Marc Ian Barasch, auteur de The Compassionate Life: Walking the Path of Kindness (la vie compatissante : marcher sur le chemin de la bienveillance, est le fondateur de la campagne de l’organisation caritative Green World qui s’emploie à « reboiser notre planète, améliorer le niveau de vie des populations rurales pauvres et combattre le changement climatique ». Barasch a aussi été rédacteur en chef de Psychology Today. « La compassion, ce n’est pas juste ouvrir un robinet, afin que tout dégouline de sentimentalité à l’eau de rose dans tous les domaines. Elle demande une intuition viscérale que, quoi que nous fassions aux autres, nous le faisons à nous-mêmes. Il faut que nous comprenions non seulement ce qui nous réconforte, mais aussi de ce qui nous blesse. »
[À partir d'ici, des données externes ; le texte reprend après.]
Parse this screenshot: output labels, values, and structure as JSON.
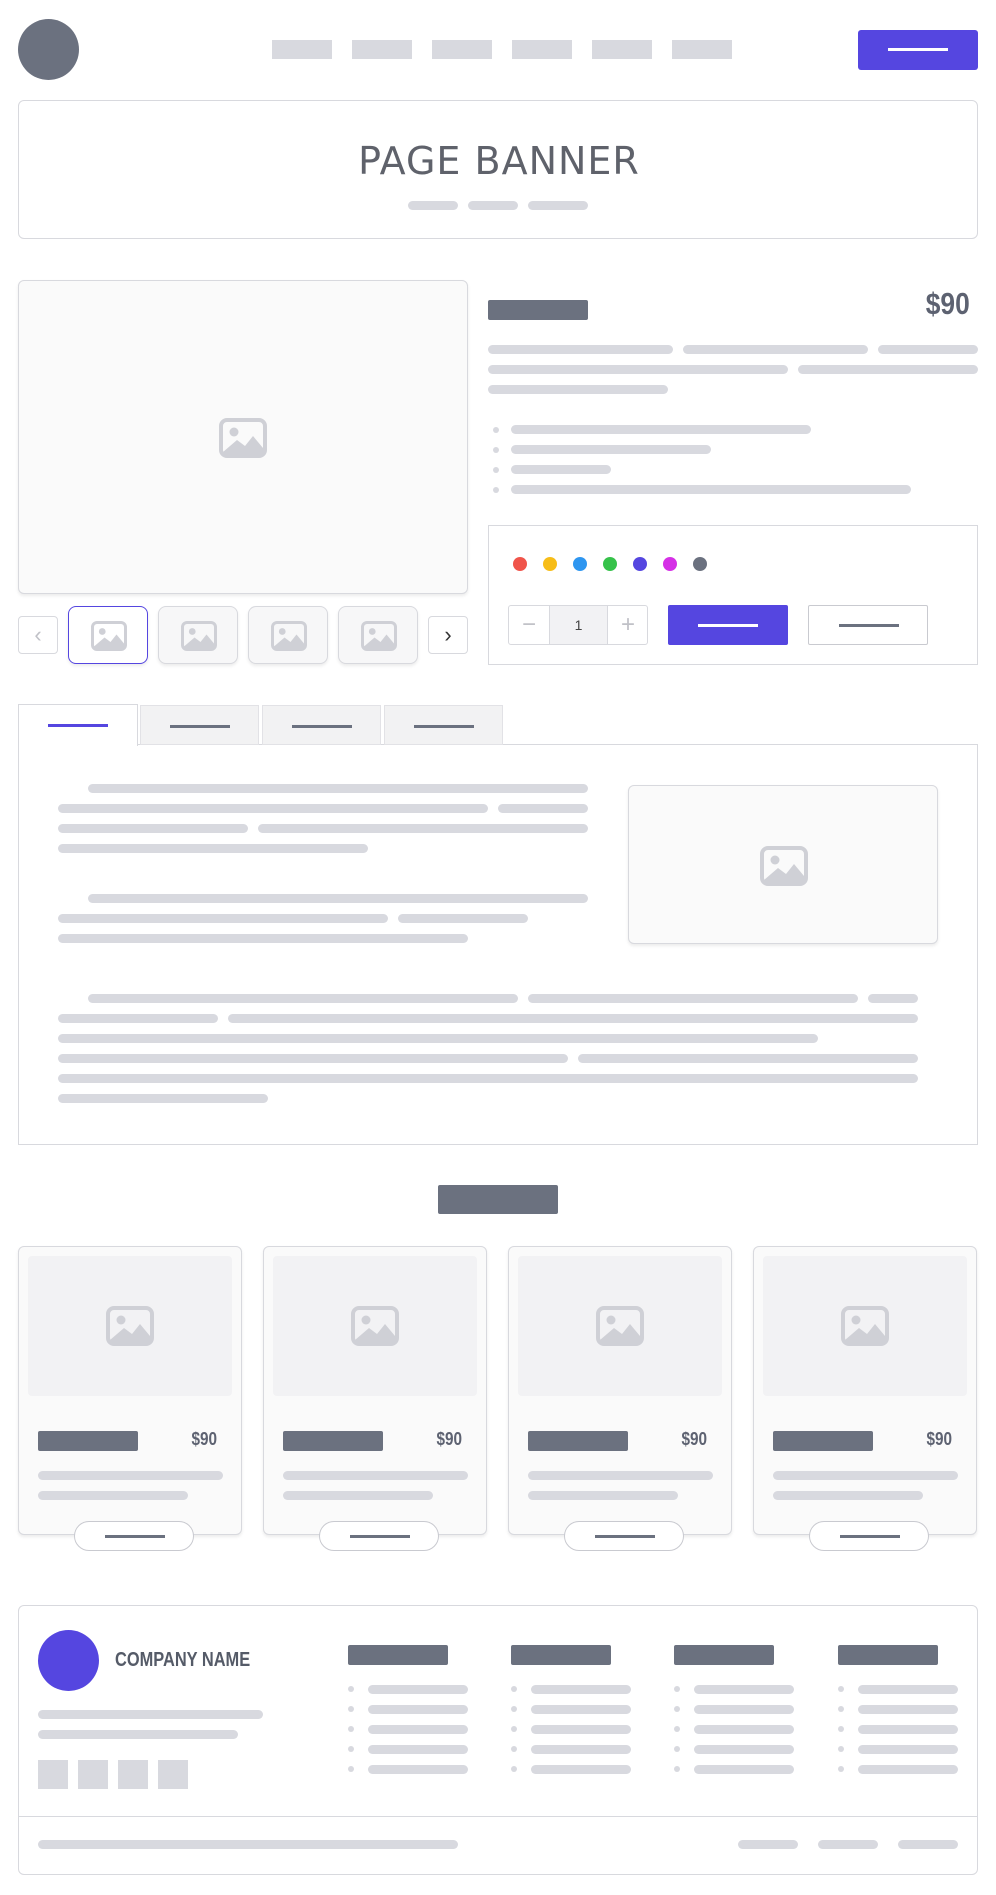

Si Barasch associe principalement cette conception aux relations humaines, il l’applique aussi à l’éthique environnementale. Assurément, ce que nous faisons à la terre, nous le faisons à nous-mêmes. Ce qui blesse la terre nous blesse. Et si la terre souffre, nous souffrons. Il en est de même avec nos semblables : quand un seul être humain souffre, nous souffrons tous, que nous ayons conscience de cette vérité ou pas.
L’empathie est-elle morte ? « Je ne dirais pas que l’empathie est morte », selon une réponse réfléchie à notre question posée sur les réseaux sociaux. « Je pense qu’aujourd’hui, elle est sur la réserve, du fait que les gens ne savent ni à qui ou ni à quoi se fier. » Nous avons malheureusement tendance à cacher notre empathie à ceux en qui nous n’avons pas confiance.
Certes, comme nous l’avons noté, confiance et empathie sont inextricablement liées, constituant le socle de toutes choses, des réussites relationnelles et familiales jusqu’à la stabilité des gouvernements et des économies.
Loin d’être un péché, l’empathie est fermement attachée à l’amour et à cette règle d’or universelle indispensable à un monde durable : Aime ton prochain comme toi-même.